The Spirit ran as an 8-page insert in the Sunday comics section from 1940-1952. Eisner's rumpled masked hero (with his headquarters under the tombstone of his supposedly defunct true identity, Denny Colt) and his gritty, detailed view of big-city life (based on Eisner's Jewish upbringing in New York) both reflected and influenced the noir outlook of movies and fiction in the 1940s.
The strip is especially notable in at least three other areas. First, it was the story of people, often the little people overlooked in the city's maelstrom. In many of the finest episodes of The Spirit, the nominal hero makes a brief, almost incidental appearance while the story focuses on a real-life drama played out in streets, dilapidated tenements and smoke-filled back rooms.

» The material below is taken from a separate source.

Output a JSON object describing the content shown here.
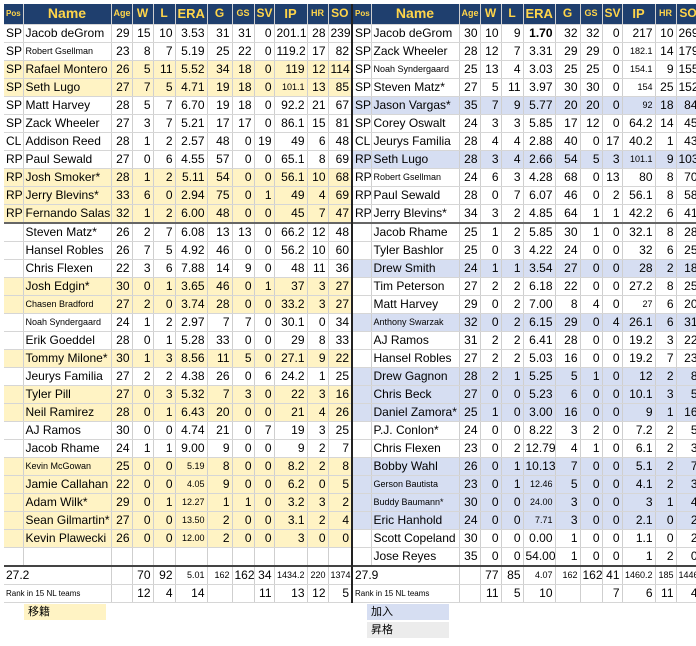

Second, along with violence and pathos, The Spirit lived on humor, both subtle and overt. He was machine-gunned, knocked silly, bruised, often amazed into near immobility and constantly confused by women.
Equally important, Eisner's workshop was the stomping ground for later comic illustrators as varied as Wallace Wood and Jules Feiffer, who learned both art and storytelling at the hands of a master.
Following the end of' The Spirit Eisner spent many years producing illustrated training guides for the U.S. Army. Since his return to the civilian world in the late 1970s, he has authored a string of graphic novels that tell the history of New York's immigrant communities, particularly the Jewish, in some of the finest artwork ever penned in a comics context. Following A Contract with God, he published The Building, Dropsie Avenue and The Heart of the Storm.
His most recent work has been the retelling, in a graphic context, of novels and myths, including Moby Dick. In 2002, at the age of 85, he published Sundiata, based on the part-historical, part-mythical stories of a West African king, "The Lion of Mali."